The Notes will be issued under an Indenture (the “Base Indenture”), as supplemented by a supplemental indenture with respect to the 2022 Notes and a supplemental indenture with respect to the 2027 Notes, each to be dated as of the Closing Date (collectively, the “Supplemental Indentures” and, together with the Base Indenture, the “Indenture”), between the Company and U.S. Bank National Association, as trustee. The Indenture will contain covenants limiting the Company’s ability to: (1) create certain liens, (2) enter into certain sale and leaseback transactions and (3) merge, or consolidate or transfer, sell or lease all or substantially all of the Company’s assets. These covenants will be subject to important limitations and exceptions that will be described in the Indenture.
 
The 2022 Notes will bear interest at a rate of 3.000% per year and the 2027 Notes will bear interest at a rate of 4.125% per year, subject to adjustments from time to time if either Moody’s or S&P (or a substitute rating agency) downgrades (or downgrades and subsequently upgrades) the credit rating assigned to the 2022 Notes or the 2027 Notes, as applicable, as set forth in more detail in the prospectus supplement filed by the Company with the SEC on June 6, 2017. Interest on the 2022 Notes and the 2027 Notes is payable semi-annually on January 15 and July 15 of each year, beginning on January 15, 2018. The Notes will be unsecured, senior obligations and rank equal in right of payment to any of the Company’s existing and future senior unsecured indebtedness, senior in right of payment to any of the Company’s future subordinated indebtedness, effectively subordinated in right of payment to any of the Company’s subsidiaries’ obligations (including secured and unsecured obligations) and effectively subordinated in right of payment to any of the Company’s secured obligations, to the extent of the assets securing such obligations.

The description of the Underwriting Agreement and the Indenture in this Form 8-K is a summary of, and is qualified in its entirety by, the terms of the Underwriting Agreement and the Indenture.

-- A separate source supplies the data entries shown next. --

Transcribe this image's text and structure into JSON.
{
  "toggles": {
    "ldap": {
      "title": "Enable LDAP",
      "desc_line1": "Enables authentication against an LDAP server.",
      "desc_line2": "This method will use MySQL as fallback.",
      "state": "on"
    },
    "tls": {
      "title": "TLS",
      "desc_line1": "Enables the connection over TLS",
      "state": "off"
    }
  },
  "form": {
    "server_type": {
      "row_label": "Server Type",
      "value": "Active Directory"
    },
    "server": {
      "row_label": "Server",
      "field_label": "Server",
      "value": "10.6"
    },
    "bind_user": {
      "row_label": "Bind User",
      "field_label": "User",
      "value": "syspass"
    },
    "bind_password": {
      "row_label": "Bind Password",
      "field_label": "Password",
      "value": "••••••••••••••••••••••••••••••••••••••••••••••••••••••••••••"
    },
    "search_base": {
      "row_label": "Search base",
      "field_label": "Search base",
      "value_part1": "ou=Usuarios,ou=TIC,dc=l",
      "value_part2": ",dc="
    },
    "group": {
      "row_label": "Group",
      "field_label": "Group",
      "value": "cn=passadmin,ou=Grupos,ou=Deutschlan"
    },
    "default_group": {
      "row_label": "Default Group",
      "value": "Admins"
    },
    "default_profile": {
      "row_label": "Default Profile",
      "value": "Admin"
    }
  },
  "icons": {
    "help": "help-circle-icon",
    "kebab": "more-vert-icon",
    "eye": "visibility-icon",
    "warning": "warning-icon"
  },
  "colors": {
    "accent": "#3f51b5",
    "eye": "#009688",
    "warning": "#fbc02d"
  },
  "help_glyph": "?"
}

A copy of the Underwriting Agreement is filed as Exhibit 1.1 to this Form 8-K and is incorporated herein by reference. Copies of the Supplemental Indentures will be subsequently filed in a Current Report on Form 8-K on or promptly following the Closing Date.
 
Item 8.01 Other Events.
 
On June 6, 2017, the Company issued a press release announcing the pricing of its public offering of $400,000,000 aggregate principal amount of 3.000% senior unsecured notes due 2022 and $600,000,000 aggregate principal amount of 4.125% senior unsecured notes due 2027. A copy of the press release is attached hereto as Exhibit 99.1.
 
Item 9.01 Financial Statements and Exhibits.
 
(d)
Exhibits
 
1.1
Underwriting Agreement, dated as of June 6, 2017, among the Company and Merrill Lynch, Pierce, Fenner & Smith Incorporated and J.P. Morgan Securities LLC, as representatives of the several underwriters named therein.
 
99.1
Press Release issued by Coach, Inc. on June 6, 2017, announcing the pricing of its underwritten public offering of $400,000,000 aggregate principal amount of 3.000% senior unsecured notes due 2022 and $600,000,000 aggregate principal amount of 4.125% senior unsecured notes due 2027.


SIGNATURE
 
Pursuant to the requirements of the Securities Exchange Act of 1934, the registrant has duly caused this report to be signed on its behalf by the undersigned hereunto duly authorized.
 
Dated: June 6, 2017
 
 
COACH, INC.
 
 
 
 
By:
/s/ Todd Kahn
 
 
Todd Kahn
 
 
President, Chief Administrative Officer & Secretary
 
 
 
 

Exhibit No. 
Description
 
 
 
Underwriting Agreement, dated as of June 6, 2017, among the Company and Merrill Lynch, Pierce, Fenner & Smith Incorporated and J.P. Morgan Securities LLC, as representatives of the several underwriters named therein.
 
Press Release issued by Coach, Inc. on June 6, 2017, announcing the pricing of its underwritten public offering of $400,000,000 aggregate principal amount of 3.000% senior unsecured notes due 2022 and $600,000,000 aggregate principal amount of 4.125% senior unsecured notes due 2027.